Anthropic Negotiates with Microsoft on Maia 200 Chips for AI Inference
Anthropic is negotiating with Microsoft about using Maia 200 chips for language model inference. Microsoft presented these processors in January 2026 as a…
AI-processed from 3DNews AI; edited by Hamidun News
Anthropic is negotiating with Microsoft about using Maia 200 chips for inference of its AI models. This is a telling signal about growing computational power shortages and the willingness of leading AI startups to leverage any available alternative resources.
What is Maia 200
Microsoft introduced Maia 200 chips in January 2026 as a specialized processor for inference—for running already-trained language models in production. Unlike GPUs for training, inference processors are optimized for speed and energy efficiency of computations, allowing companies to significantly reduce the operational costs of large AI services. Maia 200 is positioned as a more accessible and energy-efficient alternative to expensive GPUs like NVIDIA's H100.
This makes it particularly attractive for companies that critically need to scale services without catastrophic increases in infrastructure costs. Notably, Microsoft itself has not yet deployed Maia 200 in its own Azure cloud platform, despite nearly a year having passed since the official presentation. This creates an interesting situation: external buyers like Anthropic could potentially gain access to these chips and test them in real production conditions before Microsoft itself begins full-scale deployment in its own data centers.
Why Computational Power Is in Acute Shortage
Demand for computational resources for AI is growing exponentially. Each new version of large language models requires ever-greater power for both training and inference.
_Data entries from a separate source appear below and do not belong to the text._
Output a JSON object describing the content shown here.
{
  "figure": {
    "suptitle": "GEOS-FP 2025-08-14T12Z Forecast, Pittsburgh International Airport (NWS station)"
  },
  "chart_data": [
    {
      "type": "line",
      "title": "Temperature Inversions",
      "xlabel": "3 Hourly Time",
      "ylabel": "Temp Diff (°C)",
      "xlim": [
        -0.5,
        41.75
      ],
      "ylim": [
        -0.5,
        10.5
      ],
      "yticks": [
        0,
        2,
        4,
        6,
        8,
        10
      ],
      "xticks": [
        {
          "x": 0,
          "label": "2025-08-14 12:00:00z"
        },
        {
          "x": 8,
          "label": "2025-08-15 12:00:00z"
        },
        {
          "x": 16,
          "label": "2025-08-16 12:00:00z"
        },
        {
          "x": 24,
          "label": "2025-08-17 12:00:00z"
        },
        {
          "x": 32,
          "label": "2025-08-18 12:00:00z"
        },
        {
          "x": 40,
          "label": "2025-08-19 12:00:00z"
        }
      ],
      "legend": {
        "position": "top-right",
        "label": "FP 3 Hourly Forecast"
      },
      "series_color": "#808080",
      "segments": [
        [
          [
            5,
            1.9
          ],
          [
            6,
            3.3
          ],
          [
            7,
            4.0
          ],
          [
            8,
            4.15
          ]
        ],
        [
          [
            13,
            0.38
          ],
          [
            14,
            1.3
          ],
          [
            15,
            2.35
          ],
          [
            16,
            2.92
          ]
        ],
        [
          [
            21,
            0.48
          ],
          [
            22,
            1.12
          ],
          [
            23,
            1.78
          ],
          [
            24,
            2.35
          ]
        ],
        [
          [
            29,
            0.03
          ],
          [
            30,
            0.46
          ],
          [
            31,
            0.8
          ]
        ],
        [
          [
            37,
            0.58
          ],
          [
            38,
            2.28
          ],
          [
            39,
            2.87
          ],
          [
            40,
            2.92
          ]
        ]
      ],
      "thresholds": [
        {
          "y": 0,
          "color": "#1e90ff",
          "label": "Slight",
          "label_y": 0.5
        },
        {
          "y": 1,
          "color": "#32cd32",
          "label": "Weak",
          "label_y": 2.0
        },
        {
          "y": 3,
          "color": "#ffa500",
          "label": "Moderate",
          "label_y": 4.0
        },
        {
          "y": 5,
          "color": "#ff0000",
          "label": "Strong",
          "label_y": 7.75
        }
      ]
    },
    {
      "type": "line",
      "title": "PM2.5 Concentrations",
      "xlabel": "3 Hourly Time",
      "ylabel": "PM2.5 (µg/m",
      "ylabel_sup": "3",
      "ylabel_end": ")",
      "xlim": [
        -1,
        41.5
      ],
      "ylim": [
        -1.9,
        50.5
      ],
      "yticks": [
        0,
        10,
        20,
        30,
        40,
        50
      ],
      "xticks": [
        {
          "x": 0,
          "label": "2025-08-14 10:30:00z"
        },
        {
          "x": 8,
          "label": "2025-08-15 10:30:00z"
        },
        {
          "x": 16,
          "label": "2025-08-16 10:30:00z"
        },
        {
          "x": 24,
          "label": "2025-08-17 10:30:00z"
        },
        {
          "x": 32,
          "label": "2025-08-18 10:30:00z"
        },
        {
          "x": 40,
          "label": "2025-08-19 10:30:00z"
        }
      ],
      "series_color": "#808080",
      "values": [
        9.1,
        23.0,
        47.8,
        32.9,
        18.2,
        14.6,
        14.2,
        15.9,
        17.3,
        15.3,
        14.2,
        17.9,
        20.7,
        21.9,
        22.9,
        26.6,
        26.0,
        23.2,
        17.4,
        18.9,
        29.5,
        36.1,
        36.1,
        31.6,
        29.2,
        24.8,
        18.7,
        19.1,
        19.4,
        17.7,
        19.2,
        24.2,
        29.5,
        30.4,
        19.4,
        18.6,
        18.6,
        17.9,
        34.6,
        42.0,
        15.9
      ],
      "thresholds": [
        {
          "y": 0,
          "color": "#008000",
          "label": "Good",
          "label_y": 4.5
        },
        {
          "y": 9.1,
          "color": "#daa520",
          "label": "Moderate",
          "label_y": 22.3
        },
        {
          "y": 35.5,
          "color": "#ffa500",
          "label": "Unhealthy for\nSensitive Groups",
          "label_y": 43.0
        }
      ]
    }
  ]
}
Startups like Anthropic, OpenAI, Mistral, and others compete on technology quality and in fierce battles for access to computing hardware. NVIDIA de facto dominates the AI GPU market, but manufacturing capacity lags behind demand. Wait times for significant GPU purchases can be measured in months. Microsoft is attempting to diversify its supply sources through investments in NVIDIA and the development of its own processors. The negotiations between Anthropic and Microsoft are logical: both sides are interested in practical experimentation with alternative solutions.
- Explosive demand for inference for ChatGPT-like commercial services
- Limited supply of high-performance GPUs from NVIDIA
- Long development cycles for competitors' custom chips
- Need to combine different types of hardware for flexibility
What Both Sides Stand to Gain
For Anthropic, access to Maia 200 means potentially lower operational costs and strategic independence from NVIDIA in inference computing. For Microsoft, it's an opportunity to prove to the market that its inference processor is genuinely production-ready and attractive to serious AI industry players. If Anthropic starts using Maia 200 in real production workloads, this will attract other potential customers and validate the approach. However, success depends on three critical factors: performance-to-cost ratio, competitive pricing, and supply reliability. Microsoft must guarantee stable output, or Anthropic will quickly revert to more proven NVIDIA GPUs.
What This Means
Diversification of computational power sources is becoming a strategic priority for AI companies. Successful deployment of Maia 200 at Anthropic could accelerate the development of alternative chips, reducing monopolistic pressure and opening new pathways for infrastructure optimization.